The torque needed (allowing, charitably, an acceleration period of (delta)t = 1000 years) is

tau = (delta)L/(delta)t = 2.0E17 kg m2/s2 The force needed is then F = tau/R = 6.7E5 Newtons where the radius R is taken to be 2 A.U. (average between Earth and asteroid belt orbital radii). This force is equivalent to 150,000 lb. Since the area of the asteroid is on the order of 1 km2, the unbalanced pressure needs to be 9.7E-5 lb/in2, or 7.0E-6 atm.

Brown doesn't tell us how he calculates the force on the asteroid, for a given (but unknown) gas density. But since his pressure is not exerted uniformly over the asteroid surface and is a difference between the pressures on the warm and cool surfaces (which would actually involve relatively small temperature differences), we can reasonably guess that the total gas pressure must be at least several orders of magnitude greater than the differential calculated above.

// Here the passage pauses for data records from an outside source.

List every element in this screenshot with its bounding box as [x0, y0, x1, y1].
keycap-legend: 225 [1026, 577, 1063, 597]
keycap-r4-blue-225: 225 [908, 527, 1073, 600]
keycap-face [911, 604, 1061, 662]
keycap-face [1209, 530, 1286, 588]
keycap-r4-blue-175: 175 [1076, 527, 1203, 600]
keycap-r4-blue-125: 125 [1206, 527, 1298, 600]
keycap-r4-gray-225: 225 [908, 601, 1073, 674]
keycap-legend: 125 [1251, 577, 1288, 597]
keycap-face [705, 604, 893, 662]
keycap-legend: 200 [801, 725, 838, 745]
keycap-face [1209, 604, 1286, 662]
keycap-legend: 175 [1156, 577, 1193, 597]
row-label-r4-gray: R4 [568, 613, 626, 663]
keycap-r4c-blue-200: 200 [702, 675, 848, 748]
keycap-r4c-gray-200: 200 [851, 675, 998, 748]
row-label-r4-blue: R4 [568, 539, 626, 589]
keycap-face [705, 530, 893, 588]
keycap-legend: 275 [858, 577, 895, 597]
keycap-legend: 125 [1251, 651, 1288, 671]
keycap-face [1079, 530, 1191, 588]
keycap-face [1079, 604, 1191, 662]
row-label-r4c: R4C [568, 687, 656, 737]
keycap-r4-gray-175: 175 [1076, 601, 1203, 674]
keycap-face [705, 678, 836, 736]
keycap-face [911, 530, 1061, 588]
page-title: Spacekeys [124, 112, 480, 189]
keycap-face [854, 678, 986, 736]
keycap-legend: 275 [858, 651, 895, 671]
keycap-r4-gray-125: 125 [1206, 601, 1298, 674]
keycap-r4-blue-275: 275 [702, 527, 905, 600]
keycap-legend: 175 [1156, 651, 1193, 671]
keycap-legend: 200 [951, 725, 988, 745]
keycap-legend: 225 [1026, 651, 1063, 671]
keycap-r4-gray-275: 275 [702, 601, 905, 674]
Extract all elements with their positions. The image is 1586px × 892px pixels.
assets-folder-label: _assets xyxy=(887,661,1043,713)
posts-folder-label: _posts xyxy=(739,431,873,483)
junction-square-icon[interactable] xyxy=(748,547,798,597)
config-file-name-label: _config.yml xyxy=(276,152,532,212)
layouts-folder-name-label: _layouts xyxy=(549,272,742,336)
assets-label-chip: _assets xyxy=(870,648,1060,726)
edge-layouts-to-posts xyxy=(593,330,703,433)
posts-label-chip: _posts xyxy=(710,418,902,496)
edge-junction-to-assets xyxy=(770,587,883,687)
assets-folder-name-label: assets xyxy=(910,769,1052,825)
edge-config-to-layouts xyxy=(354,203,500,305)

Nevertheless, let's be generous and ignore the differential factor, demanding that the gas pressure be only 7.0E-6 atm. How much water is needed to produce an interplanetary cloud of vapor with this pressure?

Brown says the cloud would be a "torus" but doesn't give its assumed dimensions. Favoring Brown, let's assume a relatively small cloud: an annular disk with inner radius at the Earth's orbit and outer radius at the orbit of Mars, and a thickness of a million miles. The volume of the vapor cloud is then 1.6E38 cm3. Since 7.0E-6 atmosphere corresponds to a density of 2.0E14 molecules per cm3, the total number of water molecules is 3.2E52. Since approximately 3.0E22 molecules of water corresponds to one gram, Brown's theory requires 1.0E30 grams of water to be injected into interplanetary orbit. But the mass of the Earth is only 6.0E27 g! The water needs to be over a hundred times as massive as the Earth! Applied to full-sized asteroids, Brown's scenario is utterly unworkable.

Accelerating very small asteroids would be easier. However, the particles would have to be bigger than 10 cm or so, because smaller particles would heat all the way through, resulting in little temperature difference between the dark and illuminated sides. Calculations, analogous to those shown above, show that 10-cm particles would require at least 1% of the Earth's mass to have been shot into space in the form of water vapor. This is equivalent to a subterranean layer 120 km thick, much greater than Brown's estimate of less than a mile. But considering the unrealistic assumptions I made that favor Brown's scenario, even in the case of small particles the actual amount of water vapor needed would probably be greater than the Earth's mass.